Electric Flux | Brilliant Math & Science Wiki

A flux through a given surface can be “inward” or “outward” depending on which way counts as “in” or “out”—that is, flux has a definite orientation.

For a closed surface (a surface with no holes), the orientation of the surface is generally defined such that flux flowing from inside to outside counts as positive, outward flux, while flux from the outside to the inside counts as negative, inward flux. To remember this choice of orientation, we divide the closed surface into many small patches of surface and assign a vector \( \mathbf{a}_i \) to each small patch of surface that indicates the normal (perpendicular) to the surface. In addition, the magnitude of each \( \mathbf{a}_i \) is defined to be the area of the corresponding patch.
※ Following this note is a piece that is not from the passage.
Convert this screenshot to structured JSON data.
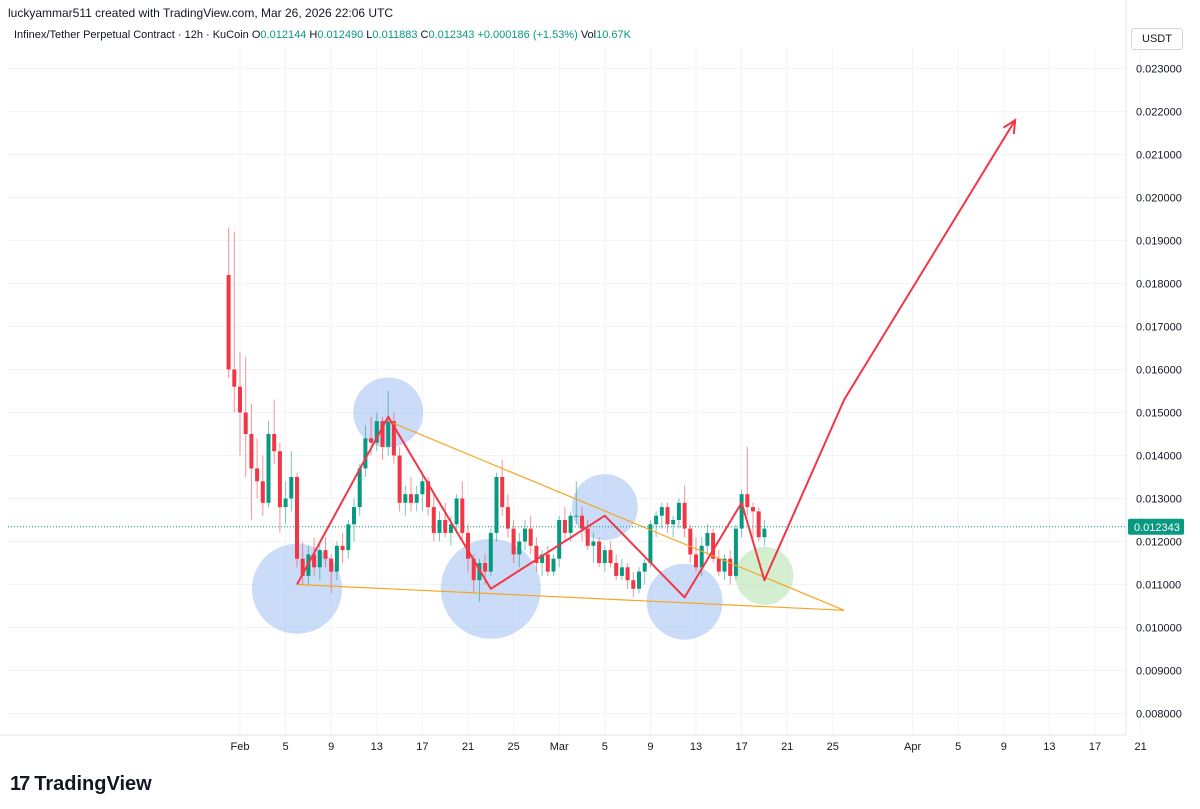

If the surface is partitioned into patches that are sufficiently small, then the electric field \( \mathbf{E}_i \) at all points on each patch essentially becomes constant. In that case, the electric flux \( \Phi_\text{patch} \) through the patch is given by the dot product, which calculates the component of \( \mathbf{E}_i \) parallel to \( \mathbf{a}_i \):

\[ \Phi_\text{patch} = \mathbf{E}_i \cdot \mathbf{a}_i \]

The total electric flux through the entire surface, meanwhile, is the sum over all patches:

\[ \Phi = \sum_i \mathbf{E}_i \cdot \mathbf{a}_i.\]

As the \( \mathbf{a}_i \) become vanishingly small, as in the case of a continuous surface, the sum is replaced with a surface integral:

\[ \Phi = \int_S \mathbf{E} \cdot d\mathbf{a}. \]

The “\( S \)” in the limits of integration indicates that the integral is to be taken across the entire surface for all infinitesimal surface elements \( d \mathbf{a} \). Fortunately, the electric flux can often be computed without resorting to computing the integral explicitly.

Compute the electric flux across a spherical surface of radius \( R \) that contains a charge \( q \) at its center.

In this case, the electric field is the same at all points on the surface. Furthermore, the field is always perpendicular to the surface. Therefore, the perpendicular component of the electric field summed across the entire surface is simply the electric field at a distance \( R \) from the charge multiplied by the area of the surface. Thus

\[ \Phi = E \cdot 4 \pi R^2 = \frac{1}{4\pi\epsilon_0} \frac{q}{R^2} \cdot 4 \pi R^2 = \frac{q}{\epsilon_0}. \]

Compute the electric flux across a cube of side length \( s \) placed (a) perpendicular to and (b) \( 45^\circ \) with respect to a uniform electric field of magnitude \( E \) as shown.

If the cube is placed parallel to the field, then the four faces parallel to the field have zero flux. Of the two faces with nonzero flux, one face contains flux \( -E s^2 \) (“inward” flux) while the other contains flux \( E s^2 \) (“outward” flux). Therefore, the total flux is zero.

If the cube is placed \( 45^\circ \) with respect to the field, then two faces each contain flux \( -E s^2 \cos{45^\circ} = -E s^2 / \sqrt{2} \). Similarly, the other two faces with nonzero flux contain \( E s^2 \cos{45^\circ} = E s^2 / \sqrt{2} \). Therefore, the total flux is again zero.